A: It depends on the trust model, but blockchain is likely not the best primary architecture here. The core question is whether the 15 hospitals trust a central authority to manage the shared database. If the consortium can agree on a governing body (or a rotating administrator), a traditional shared database with cryptographic audit logging, strong access controls, and HIPAA-compliant encryption provides higher throughput, lower latency (critical for emergency room scenarios), and support for data deletion (required by regulations). Where blockchain might add value is as a secondary audit layer: record hashes of access logs and data modifications on a permissioned blockchain so that no single hospital can tamper with the audit trail. This gives you blockchain's tamper-evidence for the audit trail while keeping the primary data access on a performant, traditional system. Full blockchain for the patient records themselves is impractical: HIPAA requires the ability to modify and delete records, blockchain is append-only, and the throughput of blockchain systems is orders of magnitude lower than what a hospital network needs for real-time patient data access.

KEY TAKEAWAYS

PoW secures the network through computational cost but wastes enormous energy. PoS secures through economic stake with 99.9% less energy. BFT provides fast, final consensus for known validator sets.

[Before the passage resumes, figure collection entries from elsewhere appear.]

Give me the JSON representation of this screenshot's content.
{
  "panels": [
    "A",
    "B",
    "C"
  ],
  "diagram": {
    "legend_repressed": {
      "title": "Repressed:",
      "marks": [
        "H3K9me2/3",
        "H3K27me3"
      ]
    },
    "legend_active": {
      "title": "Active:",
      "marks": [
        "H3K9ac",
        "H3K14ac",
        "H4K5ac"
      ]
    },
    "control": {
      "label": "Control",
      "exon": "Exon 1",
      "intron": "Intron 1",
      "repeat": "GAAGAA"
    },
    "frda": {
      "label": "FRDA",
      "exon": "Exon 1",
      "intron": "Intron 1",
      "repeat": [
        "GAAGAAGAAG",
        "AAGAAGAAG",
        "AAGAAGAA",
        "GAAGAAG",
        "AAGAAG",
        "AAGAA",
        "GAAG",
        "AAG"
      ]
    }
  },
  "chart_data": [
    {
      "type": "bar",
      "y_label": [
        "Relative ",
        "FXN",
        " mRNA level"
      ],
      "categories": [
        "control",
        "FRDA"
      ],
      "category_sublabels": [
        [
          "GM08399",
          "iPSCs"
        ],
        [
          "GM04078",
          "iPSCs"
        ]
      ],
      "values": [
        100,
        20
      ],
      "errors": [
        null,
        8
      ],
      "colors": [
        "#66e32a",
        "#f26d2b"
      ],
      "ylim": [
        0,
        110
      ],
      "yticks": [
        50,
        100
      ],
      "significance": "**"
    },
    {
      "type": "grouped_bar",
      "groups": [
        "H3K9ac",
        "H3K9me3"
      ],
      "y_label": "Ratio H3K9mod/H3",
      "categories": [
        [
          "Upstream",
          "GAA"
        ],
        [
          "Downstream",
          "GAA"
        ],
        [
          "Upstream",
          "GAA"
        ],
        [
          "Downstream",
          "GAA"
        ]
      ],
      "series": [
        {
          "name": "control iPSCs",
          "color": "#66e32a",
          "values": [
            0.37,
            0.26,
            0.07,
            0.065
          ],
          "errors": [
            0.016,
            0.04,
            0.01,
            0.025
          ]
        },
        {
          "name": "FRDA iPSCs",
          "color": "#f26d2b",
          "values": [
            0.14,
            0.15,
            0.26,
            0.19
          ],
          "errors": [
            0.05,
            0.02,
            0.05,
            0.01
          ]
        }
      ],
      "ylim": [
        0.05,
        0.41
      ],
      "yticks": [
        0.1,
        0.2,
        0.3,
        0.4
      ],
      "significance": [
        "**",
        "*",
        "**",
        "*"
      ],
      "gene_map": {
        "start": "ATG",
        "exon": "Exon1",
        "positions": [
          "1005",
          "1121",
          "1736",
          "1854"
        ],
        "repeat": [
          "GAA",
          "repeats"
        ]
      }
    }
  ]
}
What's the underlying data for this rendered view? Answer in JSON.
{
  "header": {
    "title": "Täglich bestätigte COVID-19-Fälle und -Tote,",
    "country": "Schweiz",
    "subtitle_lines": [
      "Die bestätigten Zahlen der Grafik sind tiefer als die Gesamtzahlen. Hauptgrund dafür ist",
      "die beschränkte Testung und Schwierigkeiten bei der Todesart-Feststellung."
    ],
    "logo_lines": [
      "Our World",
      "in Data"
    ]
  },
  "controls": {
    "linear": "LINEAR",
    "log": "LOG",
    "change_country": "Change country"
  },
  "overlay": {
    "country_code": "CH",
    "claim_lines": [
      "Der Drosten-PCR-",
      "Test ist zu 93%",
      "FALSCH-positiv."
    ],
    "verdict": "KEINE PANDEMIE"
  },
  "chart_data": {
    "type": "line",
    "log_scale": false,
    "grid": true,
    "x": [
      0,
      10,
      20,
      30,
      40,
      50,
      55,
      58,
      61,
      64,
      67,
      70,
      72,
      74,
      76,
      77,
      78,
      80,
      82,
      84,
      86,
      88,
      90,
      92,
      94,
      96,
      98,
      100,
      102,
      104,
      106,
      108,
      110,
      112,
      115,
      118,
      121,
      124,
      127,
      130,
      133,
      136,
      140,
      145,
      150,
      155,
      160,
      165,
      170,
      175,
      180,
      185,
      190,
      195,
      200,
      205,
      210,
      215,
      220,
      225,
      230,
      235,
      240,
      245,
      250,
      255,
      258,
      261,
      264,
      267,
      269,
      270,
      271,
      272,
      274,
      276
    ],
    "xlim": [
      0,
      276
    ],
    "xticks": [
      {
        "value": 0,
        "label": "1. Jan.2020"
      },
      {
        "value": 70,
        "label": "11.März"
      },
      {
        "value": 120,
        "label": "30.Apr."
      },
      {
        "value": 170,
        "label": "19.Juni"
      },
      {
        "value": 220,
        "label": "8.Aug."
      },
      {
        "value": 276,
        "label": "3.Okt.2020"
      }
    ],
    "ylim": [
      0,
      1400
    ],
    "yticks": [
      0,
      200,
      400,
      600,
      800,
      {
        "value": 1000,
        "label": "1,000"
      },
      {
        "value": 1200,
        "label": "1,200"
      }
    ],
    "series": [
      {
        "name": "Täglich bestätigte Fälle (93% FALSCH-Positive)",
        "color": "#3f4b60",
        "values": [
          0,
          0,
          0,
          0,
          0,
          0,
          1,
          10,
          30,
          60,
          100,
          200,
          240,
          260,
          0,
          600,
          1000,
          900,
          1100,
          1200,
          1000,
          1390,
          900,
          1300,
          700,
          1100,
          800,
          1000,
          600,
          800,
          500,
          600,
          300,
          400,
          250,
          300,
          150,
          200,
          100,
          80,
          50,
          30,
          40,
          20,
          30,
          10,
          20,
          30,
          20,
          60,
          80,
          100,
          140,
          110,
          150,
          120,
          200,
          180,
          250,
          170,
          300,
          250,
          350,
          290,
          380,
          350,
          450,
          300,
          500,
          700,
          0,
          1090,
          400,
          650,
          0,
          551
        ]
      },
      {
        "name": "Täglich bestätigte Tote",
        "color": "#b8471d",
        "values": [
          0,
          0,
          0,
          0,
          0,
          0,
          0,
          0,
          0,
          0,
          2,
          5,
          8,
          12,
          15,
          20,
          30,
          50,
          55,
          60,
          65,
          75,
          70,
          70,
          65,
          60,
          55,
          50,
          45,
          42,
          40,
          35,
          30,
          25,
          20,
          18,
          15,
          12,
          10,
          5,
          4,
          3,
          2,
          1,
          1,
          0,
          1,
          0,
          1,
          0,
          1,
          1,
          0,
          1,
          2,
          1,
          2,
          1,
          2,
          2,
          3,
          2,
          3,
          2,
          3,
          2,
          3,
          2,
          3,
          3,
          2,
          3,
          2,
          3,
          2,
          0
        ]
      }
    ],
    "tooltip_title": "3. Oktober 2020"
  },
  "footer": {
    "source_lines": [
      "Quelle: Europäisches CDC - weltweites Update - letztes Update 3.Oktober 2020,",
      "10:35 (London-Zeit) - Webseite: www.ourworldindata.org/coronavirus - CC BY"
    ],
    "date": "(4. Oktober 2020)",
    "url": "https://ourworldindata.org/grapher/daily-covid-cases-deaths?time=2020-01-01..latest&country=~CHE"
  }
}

Blockchain is an append-only distributed ledger maintained across nodes without a central authority. Merkle trees enable efficient verification. Full replication ensures no single point of failure.
Smart contracts are deterministic programs on the blockchain that execute automatically. DApps combine on-chain smart contracts with off-chain backends and traditional frontends.
Blockchain makes sense when multiple distrusting parties need shared, tamper-evident data without a central authority. It does not make sense for single-organization systems, high-throughput requirements, or data that needs modification or deletion.
Permissioned blockchains sacrifice decentralization for performance and are appropriate for enterprise consortiums. Permissionless blockchains provide full decentralization for public, censorship-resistant applications.
The strongest signal of system design maturity is knowing when not to use a technology. Blockchain solves a narrow class of problems extremely well. For everything else, traditional architectures are simpler, faster, and cheaper.